Of note: The producers of Murder on the Orient Express released a film version, also well received (though not by Mrs Christie, who had passed away two years prior), of Death on the Nile (1978), this time casting Peter Ustinov as Poirot.

Daily Mail (of the novel): ‘Flawless.’

19. Appointment with Death (1938)

‘“I’m so sorry,” she said…“Your mother is dead, Mr Boynton.” And curiously, as though from a great distance, she watched the faces of five people to whom that announcement meant freedom…’

We have returned to the Middle East with Hercule Poirot, on our most colourful tour yet: to the Dome of the Rock, the Judean desert, the Dead Sea, and to Petra, ‘the rose-red city,’ that ancient place of heart-stopping beauty—but also of heart-stopping horror, for here sits the corpse of old Mrs Boynton, monstrous matriarch, loathed by one and all. A tiny puncture mark on her wrist is the only sign of the fatal injection that killed her. With only twenty-four hours available to solve the mystery, Hercule Poirot recalls a chance remark he’d overheard back in Jerusalem: ‘You see, don’t you, that she’s got to be killed?’

The Observer: ‘Twice as brilliant as Death on the Nile, which was entirely brilliant.’

20. Hercule Poirot’s Christmas (1938)

This novel was the author’s gift to her brother-in-law, who had complained that her stories were, for him, ‘too academic.’ What he desired was a ‘good violent murder with lots of blood.’ From the epigraph—a quotation from Macbeth—to its startling end, Agatha delivered a gift made to order.

It is Christmas Eve. The Lee family reunion, never a lively affair, is interrupted by a deafening crash and a high-pitched scream. The tyrannical head of the Lee family, Simeon, lies dead in a pool of blood, his throat slashed. Hercule Poirot is spending the holidays with his friend Colonel Johnson, the chief constable of the local village. At the Lee house he finds an atmosphere not of mourning but of mutual suspicion. Christmas with family—survive it this year with Hercule Poirot.
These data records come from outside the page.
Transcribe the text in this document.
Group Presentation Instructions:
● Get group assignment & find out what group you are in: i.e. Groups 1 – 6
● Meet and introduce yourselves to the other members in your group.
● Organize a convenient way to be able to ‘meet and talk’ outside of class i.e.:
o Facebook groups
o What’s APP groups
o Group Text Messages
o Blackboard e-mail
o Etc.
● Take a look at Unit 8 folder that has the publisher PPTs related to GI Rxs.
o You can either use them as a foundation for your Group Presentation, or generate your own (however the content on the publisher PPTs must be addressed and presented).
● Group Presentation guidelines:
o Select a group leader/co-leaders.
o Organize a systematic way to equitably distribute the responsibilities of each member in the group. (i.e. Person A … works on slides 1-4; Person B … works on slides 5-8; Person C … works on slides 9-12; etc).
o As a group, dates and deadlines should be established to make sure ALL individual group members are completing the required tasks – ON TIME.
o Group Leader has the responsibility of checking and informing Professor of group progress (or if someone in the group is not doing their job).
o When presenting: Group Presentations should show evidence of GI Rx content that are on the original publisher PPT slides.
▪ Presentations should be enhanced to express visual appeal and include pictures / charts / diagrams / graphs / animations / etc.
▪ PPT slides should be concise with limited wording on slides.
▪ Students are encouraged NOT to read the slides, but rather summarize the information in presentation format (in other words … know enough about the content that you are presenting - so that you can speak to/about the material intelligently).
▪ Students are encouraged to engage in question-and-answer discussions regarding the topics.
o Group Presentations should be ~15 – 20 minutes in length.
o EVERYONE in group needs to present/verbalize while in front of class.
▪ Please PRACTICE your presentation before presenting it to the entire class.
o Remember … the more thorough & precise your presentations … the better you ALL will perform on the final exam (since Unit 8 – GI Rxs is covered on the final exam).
Fair warning: In an exchange between Poirot and Colonel Johnson, the solution of Three-Act Tragedy is revealed.

21. Sad Cypress (1940)

Beautiful, young Elinor Carlisle stands serenely in the dock, accused of the murder of Mary Gerrard, her rival in love. The evidence is damning: only Elinor had the motive, the opportunity, and the means to administer the fatal poison. Inside the hostile courtroom, one man is all that stands between Elinor and the gallows—Hercule Poirot.